Finding Region of convergence for complex series

[andrie55]

Homework Statement

I am struggling to answer this question please help

Find the region of convergence for the following complex series and draw the region

Ʃ(i+z)^(2n-1)/2^(2n+1)

The Attempt at a Solution

Here is my hand written working, sorry i could figure out how to use the symbols

http://i43.tinypic.com/10xsnrc.jpg

Thank youI am sorry I just remembered that links to images are not permitted. How do I delete this thread?

 

[Dick]

I think the figure is all right. Now you just want to figure out what region |(z+i)^2/4|<1 corresponds to. Simplify it a little.

 

[andrie55]

I think the figure is all right. Now you just want to figure out what region |(z+i)^2/4|<1 corresponds to. Simplify it a little.

Thats the problem mate. I just don't have a clue on what to do after this stage. I have look a various textbooks and online without success.

 

[micromass]

You want to get it in the form |z-c|&lt;r for some c and r.

Hint:

1) |cz|=c|z| for positive real c
2) |z²|=|z|²

 

[andrie55]

You want to get it in the form |z-c|&lt;r for some c and r.

Hint:

1) |cz|=c|z| for positive real c
2) |z²|=|z|²

To be honest I don't have a clue now as in most cases we have only worked out if the series in convergence or divergent. This is new to me. Are they any textbooks or websites u recommend for learning this stuff?

Anyway thanks for your help guys

 

[Dick]

You may be thinking this is much harder than it actually is. You've already done the hard part. Do you know |z+i|=|z-(-i)|<r is an open disk of radius r around the point z=(-i)?

 

[andrie55]

You may be thinking this is much harder than it actually is. You've already done the hard part. Do you know |z+i|=|z-(-i)|<r is an open disk of radius r around the point z=(-i)?

No I don't know that. So in this case c=-i?

 

[Dick]

No I don't know that. So in this case c=-i?

Sure, |z-c|<r is a disk centered on c. So if c=(-i) then you get |z+i|<r. Now what's r?

 

[andrie55]

Sure, |z-c|<r is a disk centered on c. So if c=(-i) then you get |z+i|<r. Now what's r?

Since its convergence r is equals to 1. Unless i have to multiply by the denominator of 4?

 

[Dick]

Since its convergence r is equals to 1. Unless i have to multiply by the denominator of 4?

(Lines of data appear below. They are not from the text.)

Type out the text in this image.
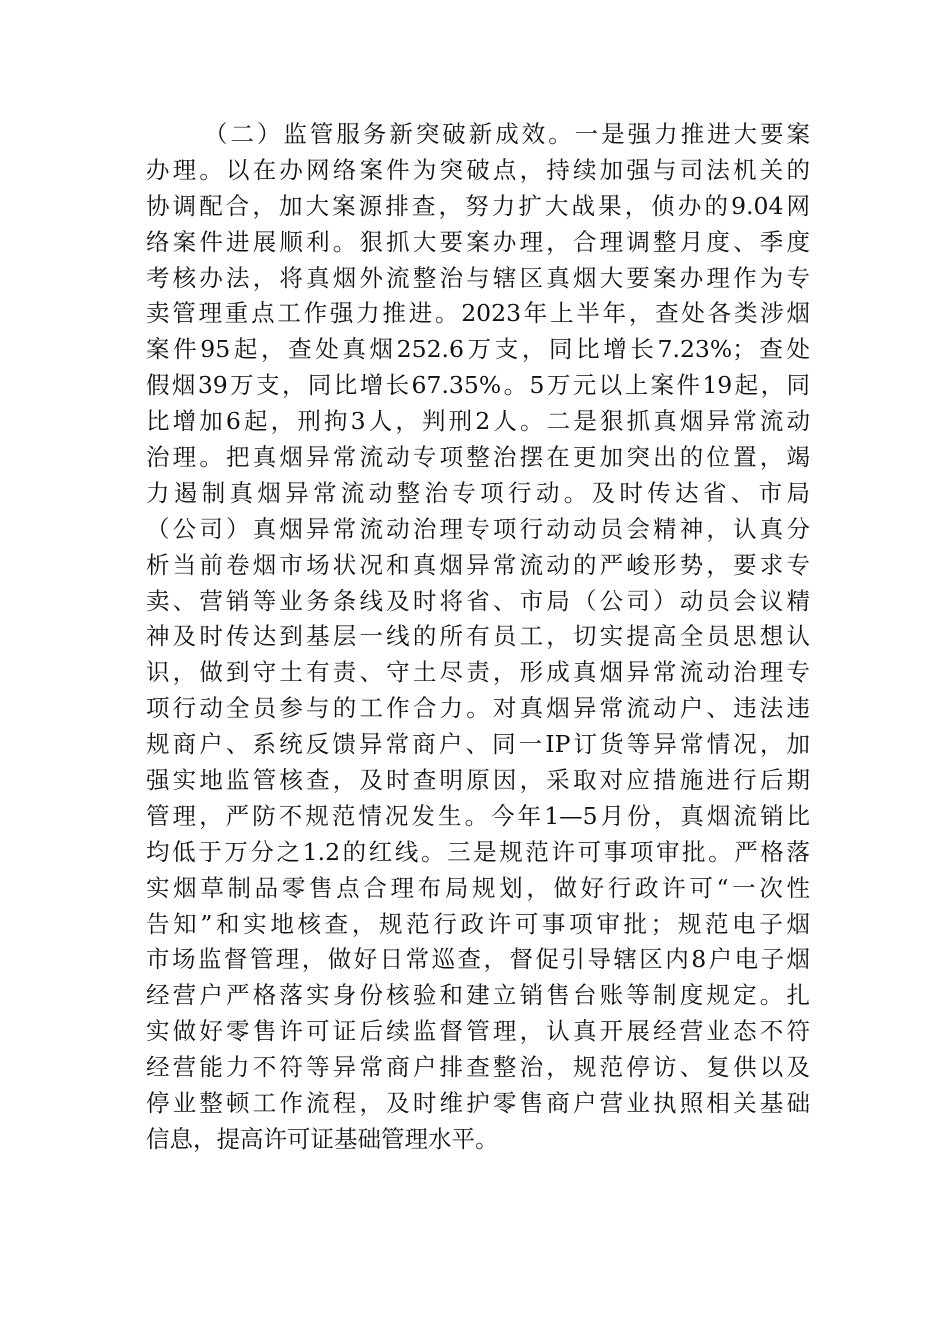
（二）监管服务新突破新成效。一是强力推进大要案
办理。以在办网络案件为突破点，持续加强与司法机关的
协调配合，加大案源排查，努力扩大战果，侦办的9.04网
络案件进展顺利。狠抓大要案办理，合理调整月度、季度
考核办法，将真烟外流整治与辖区真烟大要案办理作为专
卖管理重点工作强力推进。2023年上半年，查处各类涉烟
案件95起，查处真烟252.6万支，同比增长7.23%；查处
假烟39万支，同比增长67.35%。5万元以上案件19起，同
比增加6起，刑拘3人，判刑2人。二是狠抓真烟异常流动
治理。把真烟异常流动专项整治摆在更加突出的位置，竭
力遏制真烟异常流动整治专项行动。及时传达省、市局
（公司）真烟异常流动治理专项行动动员会精神，认真分
析当前卷烟市场状况和真烟异常流动的严峻形势，要求专
卖、营销等业务条线及时将省、市局（公司）动员会议精
神及时传达到基层一线的所有员工，切实提高全员思想认
识，做到守土有责、守土尽责，形成真烟异常流动治理专
项行动全员参与的工作合力。对真烟异常流动户、违法违
规商户、系统反馈异常商户、同一IP订货等异常情况，加
强实地监管核查，及时查明原因，采取对应措施进行后期
管理，严防不规范情况发生。今年1—5月份，真烟流销比
均低于万分之1.2的红线。三是规范许可事项审批。严格落
实烟草制品零售点合理布局规划，做好行政许可“一次性
告知”和实地核查，规范行政许可事项审批；规范电子烟
市场监督管理，做好日常巡查，督促引导辖区内8户电子烟
经营户严格落实身份核验和建立销售台账等制度规定。扎
实做好零售许可证后续监督管理，认真开展经营业态不符
经营能力不符等异常商户排查整治，规范停访、复供以及
停业整顿工作流程，及时维护零售商户营业执照相关基础
信息，提高许可证基础管理水平。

Work it out. If |(z+i)^2/4|<1 then |(z-(-i)|<? No, it's not 1.

 

[andrie55]

Work it out. If |(z+i)^2/4|<1 then |(z-(-i)|<? No, it's not 1.

cross multiplication makes it |(z+i)^2|<4
then square root of 4 =2
so |(z-(-i)|< 2

 

[Dick]

cross multiplication makes it |(z+i)^2|<4
then square root of 4 =2
so |(z-(-i)|< 2

Yes. The radius of convergence is 2.

 

[andrie55]

Yes. The radius of convergence is 2.

Oh thank you very much I have learned something very important. So now I just need to plot xy plane with i along the y-axis and numbers (radius) along the x axis. The circle with initiate from point -i with radius of 2. So how will i know that the radius is 2 along the y-axis since its a imaginary axis with no real numbers?

 

[Dick]

Oh thank you very much I have learned something very important. So now I just need to plot xy plane with i along the y-axis and numbers (radius) along the x axis. The circle with initiate from point -i with radius of 2. So how will i know that the radius is 2 along the y-axis since its a imaginary axis with no real numbers?

You are making this sound more complicated than it is. If y is your imaginary axis then the point -i is the point (0,-1). Use that as a center and draw a circle of radius 2 around it.